By systematically addressing these challenges, researchers can significantly improve the yield and quality of active recombinant cardiolipin synthase, enabling more detailed biochemical and structural characterization of this important enzyme.

How do I interpret contradictory results when analyzing cardiolipin synthase activity or expression?

When facing contradictory results in cardiolipin synthase research, a systematic analytical approach can help resolve inconsistencies:

• Growth phase considerations:

  • Contradictory finding: Variable cardiolipin levels between experiments.

  • Analysis approach: Carefully document and standardize the growth phase at harvest, as cls expression increases approximately 2.5-fold from early to late log phase . Experiments comparing different strains or conditions must use cultures at identical growth stages to avoid misattributing growth phase effects to experimental variables.

• Environmental condition variations:

  • Contradictory finding: Inconsistent enzyme activity or expression between replicate experiments.

  • Analysis approach: Control for environmental factors known to affect cardiolipin synthase, particularly medium osmolarity and terminal electron acceptor availability . Even minor variations in media composition or aeration can significantly impact cls expression and activity, necessitating strict standardization of culture conditions.

• Multiple enzyme isoforms:

  • Contradictory finding: Residual cardiolipin production in apparent cls knockout strains.

  • Analysis approach: Consider the presence of multiple cardiolipin synthases with different substrate preferences and expression patterns . In E. coli, complete elimination of cardiolipin requires disruption of all three cls genes (clsA, clsB, and clsC) . Similar redundancy may exist in E. fergusonii, requiring comprehensive genetic analysis rather than focusing on a single enzyme.

• Assay condition dependencies:

  • Contradictory finding: Variable activity measurements of the same enzyme preparation.

  • Analysis approach: Systematically evaluate how assay conditions affect measured activity.

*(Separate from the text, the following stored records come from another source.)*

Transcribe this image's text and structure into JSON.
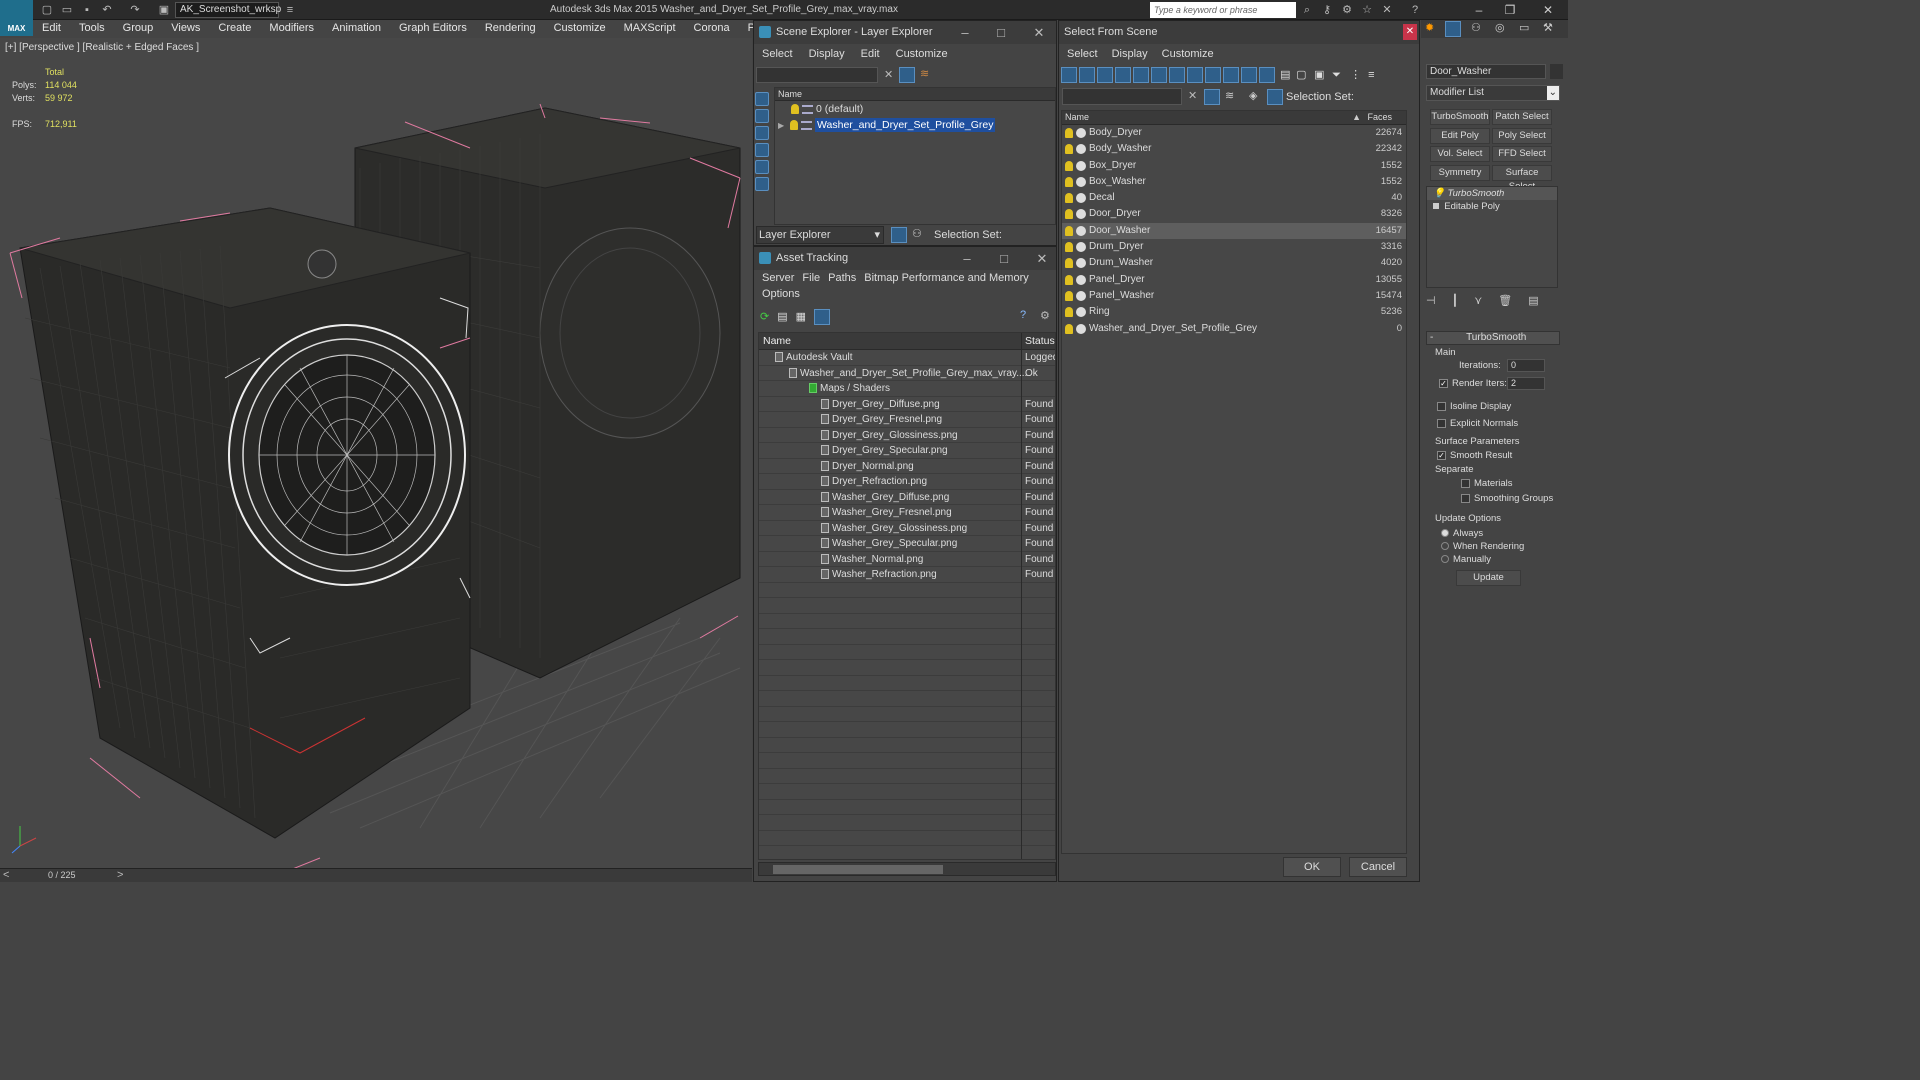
{
  "app": {
    "logo_text": "MAX",
    "title": "Autodesk 3ds Max  2015     Washer_and_Dryer_Set_Profile_Grey_max_vray.max",
    "workspace": "AK_Screenshot_wrksp",
    "search_placeholder": "Type a keyword or phrase"
  },
  "menu": [
    "Edit",
    "Tools",
    "Group",
    "Views",
    "Create",
    "Modifiers",
    "Animation",
    "Graph Editors",
    "Rendering",
    "Customize",
    "MAXScript",
    "Corona",
    "Project Man"
  ],
  "viewport": {
    "label": "[+] [Perspective ] [Realistic + Edged Faces ]",
    "stats": {
      "total_label": "Total",
      "polys_label": "Polys:",
      "polys": "114 044",
      "verts_label": "Verts:",
      "verts": "59 972",
      "fps_label": "FPS:",
      "fps": "712,911"
    }
  },
  "timeline": {
    "frame": "0 / 225"
  },
  "scene_explorer": {
    "title": "Scene Explorer - Layer Explorer",
    "menu": [
      "Select",
      "Display",
      "Edit",
      "Customize"
    ],
    "column": "Name",
    "layers": [
      {
        "name": "0 (default)",
        "selected": false
      },
      {
        "name": "Washer_and_Dryer_Set_Profile_Grey",
        "selected": true
      }
    ],
    "footer_label": "Layer Explorer",
    "selection_set_label": "Selection Set:"
  },
  "asset_tracking": {
    "title": "Asset Tracking",
    "menu": [
      "Server",
      "File",
      "Paths",
      "Bitmap Performance and Memory"
    ],
    "menu2": "Options",
    "col_name": "Name",
    "col_status": "Status",
    "rows": [
      {
        "name": "Autodesk Vault",
        "status": "Logged",
        "indent": 1
      },
      {
        "name": "Washer_and_Dryer_Set_Profile_Grey_max_vray....",
        "status": "Ok",
        "indent": 2
      },
      {
        "name": "Maps / Shaders",
        "status": "",
        "indent": 3
      },
      {
        "name": "Dryer_Grey_Diffuse.png",
        "status": "Found",
        "indent": 4
      },
      {
        "name": "Dryer_Grey_Fresnel.png",
        "status": "Found",
        "indent": 4
      },
      {
        "name": "Dryer_Grey_Glossiness.png",
        "status": "Found",
        "indent": 4
      },
      {
        "name": "Dryer_Grey_Specular.png",
        "status": "Found",
        "indent": 4
      },
      {
        "name": "Dryer_Normal.png",
        "status": "Found",
        "indent": 4
      },
      {
        "name": "Dryer_Refraction.png",
        "status": "Found",
        "indent": 4
      },
      {
        "name": "Washer_Grey_Diffuse.png",
        "status": "Found",
        "indent": 4
      },
      {
        "name": "Washer_Grey_Fresnel.png",
        "status": "Found",
        "indent": 4
      },
      {
        "name": "Washer_Grey_Glossiness.png",
        "status": "Found",
        "indent": 4
      },
      {
        "name": "Washer_Grey_Specular.png",
        "status": "Found",
        "indent": 4
      },
      {
        "name": "Washer_Normal.png",
        "status": "Found",
        "indent": 4
      },
      {
        "name": "Washer_Refraction.png",
        "status": "Found",
        "indent": 4
      }
    ]
  },
  "select_from_scene": {
    "title": "Select From Scene",
    "menu": [
      "Select",
      "Display",
      "Customize"
    ],
    "selection_set_label": "Selection Set:",
    "col_name": "Name",
    "col_faces": "Faces",
    "objects": [
      {
        "name": "Body_Dryer",
        "faces": "22674",
        "selected": false
      },
      {
        "name": "Body_Washer",
        "faces": "22342",
        "selected": false
      },
      {
        "name": "Box_Dryer",
        "faces": "1552",
        "selected": false
      },
      {
        "name": "Box_Washer",
        "faces": "1552",
        "selected": false
      },
      {
        "name": "Decal",
        "faces": "40",
        "selected": false
      },
      {
        "name": "Door_Dryer",
        "faces": "8326",
        "selected": false
      },
      {
        "name": "Door_Washer",
        "faces": "16457",
        "selected": true
      },
      {
        "name": "Drum_Dryer",
        "faces": "3316",
        "selected": false
      },
      {
        "name": "Drum_Washer",
        "faces": "4020",
        "selected": false
      },
      {
        "name": "Panel_Dryer",
        "faces": "13055",
        "selected": false
      },
      {
        "name": "Panel_Washer",
        "faces": "15474",
        "selected": false
      },
      {
        "name": "Ring",
        "faces": "5236",
        "selected": false
      },
      {
        "name": "Washer_and_Dryer_Set_Profile_Grey",
        "faces": "0",
        "selected": false
      }
    ],
    "ok": "OK",
    "cancel": "Cancel"
  },
  "command_panel": {
    "object_name": "Door_Washer",
    "modifier_list": "Modifier List",
    "buttons": [
      "TurboSmooth",
      "Patch Select",
      "Edit Poly",
      "Poly Select",
      "Vol. Select",
      "FFD Select",
      "Symmetry",
      "Surface Select"
    ],
    "stack": [
      "TurboSmooth",
      "Editable Poly"
    ],
    "rollout_title": "TurboSmooth",
    "main_label": "Main",
    "iterations_label": "Iterations:",
    "iterations": "0",
    "render_iters_label": "Render Iters:",
    "render_iters": "2",
    "isoline": "Isoline Display",
    "explicit_normals": "Explicit Normals",
    "surface_params": "Surface Parameters",
    "smooth_result": "Smooth Result",
    "separate": "Separate",
    "materials": "Materials",
    "smoothing_groups": "Smoothing Groups",
    "update_options": "Update Options",
    "always": "Always",
    "when_rendering": "When Rendering",
    "manually": "Manually",
    "update": "Update"
  }
}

Cardiolipin synthase is subject to complex regulation, including product inhibition and modulation by other phospholipids . Standardize substrate concentrations, detergent types/concentrations, and buffer compositions, and consider how these variables might interact with your specific experimental question.

• Post-translational modifications:

  • Contradictory finding: Discrepancy between protein expression levels and measured activity.

  • Analysis approach: Investigate post-translational processing, as E. coli cardiolipin synthase undergoes processing that reduces its mass by approximately 8 kDa from the predicted value . Improper processing could result in high expression but low activity. Western blot analysis with antibodies targeting different regions of the protein can help assess processing efficiency.

• Protein-protein interactions:

  • Contradictory finding: Variable activity of purified enzyme compared to membrane-bound forms.

  • Analysis approach: Consider potential protein-protein interactions affecting activity. The E. coli ClsC-YmdB system demonstrates that some cardiolipin synthases function optimally when co-expressed with partner proteins . Similar dependencies might explain inconsistent activity measures in different experimental contexts.

By systematically evaluating these factors, researchers can often reconcile seemingly contradictory results and develop a more complete understanding of cardiolipin synthase regulation and function.